The greatest offence I take is your tone. Since when does a serious journalist or author use ad hominem to further an argument? The numerous attacks on George’s person; both inferenced and blatant, in this article are quite distasteful and beneath what I would expect of a publication of CEA’s calibre. There are so few references to the book itself that I am led to wonder if you have even read the Innovator’s Mindset? Is the direct target towards a successful leader in education simply a ploy to increase readership?

Yes, George does have a “fertile and creative mind” because he understands that in order for a Growth Mindset to truly take root, it requires a complete re-culturing of what education looks like. In fact, Couros quotes Ron Canuel, CEA president and CEO  (from Innovation vs Circulasticity) in the book:

“In my opinion, true innovation in education will only happen when a new structure is created: one that nurtures critical thinkers, supports risk-takers and encourages ongoing transformation, and that places a high value on creative and insightful learning / teaching in classrooms”

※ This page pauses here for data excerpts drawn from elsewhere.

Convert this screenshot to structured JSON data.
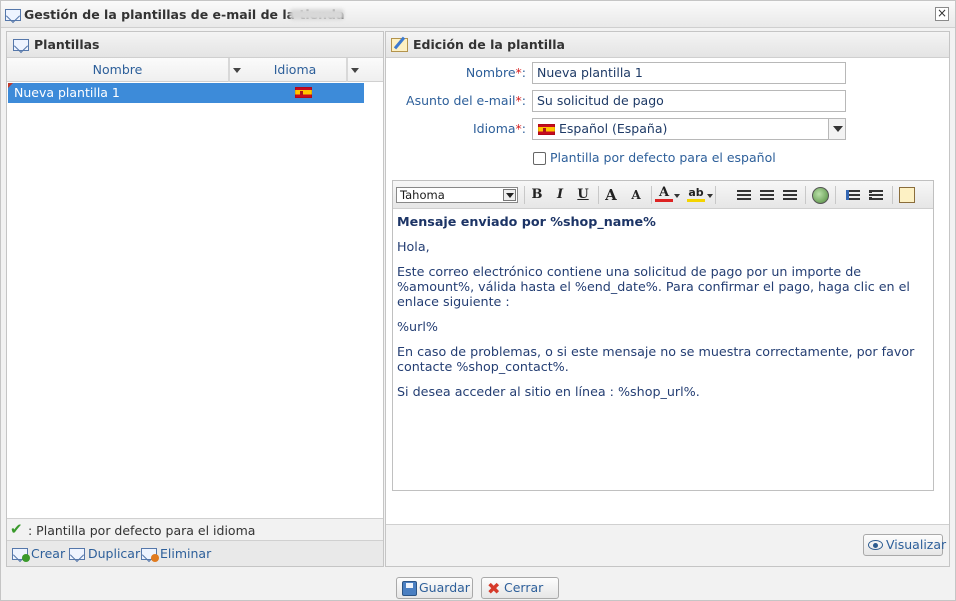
{
  "window": {
    "title": "Gestión de la plantillas de e-mail de la tienda",
    "close_glyph": "×"
  },
  "left_panel": {
    "title": "Plantillas",
    "columns": [
      "Nombre",
      "Idioma"
    ],
    "rows": [
      {
        "name": "Nueva plantilla 1",
        "language_flag": "flag-es-icon",
        "selected": true
      }
    ],
    "legend_text": ": Plantilla por defecto para el idioma",
    "actions": {
      "create": "Crear",
      "duplicate": "Duplicar",
      "delete": "Eliminar"
    }
  },
  "right_panel": {
    "title": "Edición de la plantilla",
    "form": {
      "name_label": "Nombre",
      "name_value": "Nueva plantilla 1",
      "subject_label": "Asunto del e-mail",
      "subject_value": "Su solicitud de pago",
      "language_label": "Idioma",
      "language_value": "Español (España)",
      "required_mark": "*",
      "label_suffix": ":",
      "default_checkbox_label": "Plantilla por defecto para el español",
      "default_checked": false
    },
    "editor": {
      "font_family_value": "Tahoma",
      "toolbar": {
        "bold": "B",
        "italic": "I",
        "underline": "U",
        "grow_font": "A",
        "shrink_font": "A",
        "font_color": "A",
        "highlight": "ab"
      },
      "content": {
        "heading": "Mensaje enviado por %shop_name%",
        "greeting": "Hola,",
        "para1": "Este correo electrónico contiene una solicitud de pago por un importe de %amount%, válida hasta el %end_date%. Para confirmar el pago, haga clic en el enlace siguiente :",
        "url": "%url%",
        "para2": "En caso de problemas, o si este mensaje no se muestra correctamente, por favor contacte %shop_contact%.",
        "para3": "Si desea acceder al sitio en línea : %shop_url%."
      }
    },
    "preview_button": "Visualizar"
  },
  "footer": {
    "save_button": "Guardar",
    "close_button": "Cerrar"
  },
  "colors": {
    "selection": "#3d8bd9",
    "label_blue": "#2d5f9a",
    "required_red": "#d62020",
    "check_green": "#3a9a2c"
  }
}
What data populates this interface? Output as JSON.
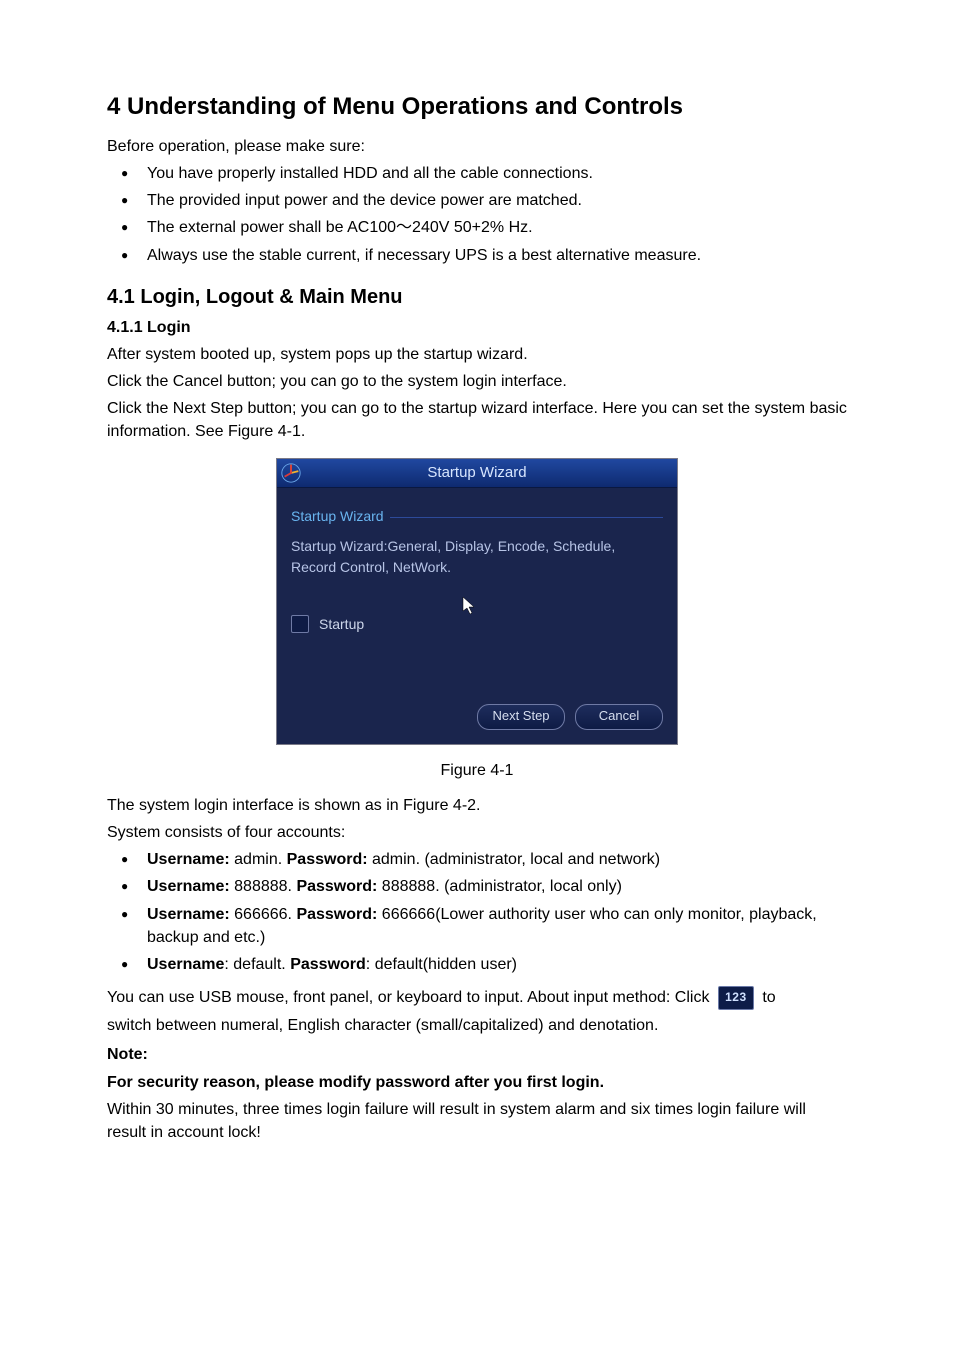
{
  "h1": "4 Understanding of Menu Operations and Controls",
  "p_intro": "Before operation, please make sure:",
  "pre_list": [
    "You have properly installed HDD and all the cable connections.",
    "The provided input power and the device power are matched.",
    "The external power shall be AC100～240V 50+2% Hz.",
    "Always use the stable current, if necessary UPS is a best alternative measure."
  ],
  "h2": "4.1   Login, Logout & Main Menu",
  "h3": "4.1.1  Login",
  "p_after_h3_1": "After system booted up, system pops up the startup wizard.",
  "p_after_h3_2": "Click the Cancel button; you can go to the system login interface.",
  "p_after_h3_3": "Click the Next Step button; you can go to the startup wizard interface. Here you can set the system basic information. See Figure 4-1.",
  "dialog": {
    "title": "Startup Wizard",
    "group_label": "Startup Wizard",
    "desc": "Startup Wizard:General, Display, Encode, Schedule, Record Control, NetWork.",
    "checkbox_label": "Startup",
    "btn_next": "Next Step",
    "btn_cancel": "Cancel"
  },
  "fig1_caption": "Figure 4-1",
  "p_fig1_1": "The system login interface is shown as in Figure 4-2.",
  "p_fig1_2": "System consists of four accounts:",
  "accounts": [
    {
      "u_lbl": "Username:",
      "u_val": " admin.  ",
      "p_lbl": "Password:",
      "p_val": " admin. (administrator, local and network)"
    },
    {
      "u_lbl": "Username:",
      "u_val": " 888888. ",
      "p_lbl": "Password:",
      "p_val": " 888888. (administrator, local only)"
    },
    {
      "u_lbl": "Username:",
      "u_val": " 666666. ",
      "p_lbl": "Password:",
      "p_val": " 666666(Lower authority user who can only monitor, playback, backup and etc.)"
    },
    {
      "u_lbl": "Username",
      "u_val": ": default. ",
      "p_lbl": "Password",
      "p_val": ": default(hidden user)"
    }
  ],
  "p_input_before": "You can use USB mouse, front panel, or keyboard to input. About input method: Click ",
  "p_input_after": " to",
  "p_switch": "switch between numeral, English character (small/capitalized) and denotation.",
  "note_lbl": "Note:",
  "note_bold": "For security reason, please modify password after you first login.",
  "note_body": "Within 30 minutes, three times login failure will result in system alarm and six times login failure will result in account lock!"
}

What George does in the IM is attempt to create a new structure by creating a new mindset for leaders which builds upon Growth Mindset; never undermining the original at all.  He does take “poetic licence” as you suggest, but this is quite purposeful in its intent. But if you had read the book, or participated in any of the online communities that have grown as a result of the book, you would understand that.

And while there is no empirical evidence, YET, there is much directly observable evidence to suggest that your claims that having this “mutated form” circulating in any way contradicts the work that Dweck is doing. In fact,if you take a closer look  and observe the teachers and leaders who have read the book, and who have formed communities which focus on learning and growing together; the results have been nothing but positive for students and school culture.  

So perhaps you could focus on “mutations” that are harming students instead of ones which are creating a more positive culture, and limit your arguments to facts rather than fallacies.

  First of all, I agree with


First of all, I agree with Jennifer's comment 100%.  This seems to be a surface level attack on influential educators based on their use of the term mindset (as you reference as a “mutation” of growth mindset) and actually shows a lack of understanding of the work and impact of both George Couros and Jo Boaler.

The reason I am bringing this up is that I personally have seen the impact that George Couros and his book, "The Innovator's Mindset", have has on educators and their students all over the world.  I was surprised to learn this was not a personal blog but posted on an organization that is called the "Canadian Education Association", which goals of the organization include:

  • supporting and promoting the innovation and courageous leadership that is driving change in Canada’s education systems

  • Where education systems are more adaptive to the rapidly changing and diverse needs of all learners.

George Couros promotes and models forward thinking and transformation to align our schools with the changing world.  Based on the goals of your organization, I would encourage you to read the book and explore some of the stories that describe many Canadian educators doing amazing work for and with students.  I would also encourage you to check out some of the innovative and courageous leaders that are driving change in diverse communities that has been inspired by the book and George’s work on #innovatorsmindset #IMMOOC.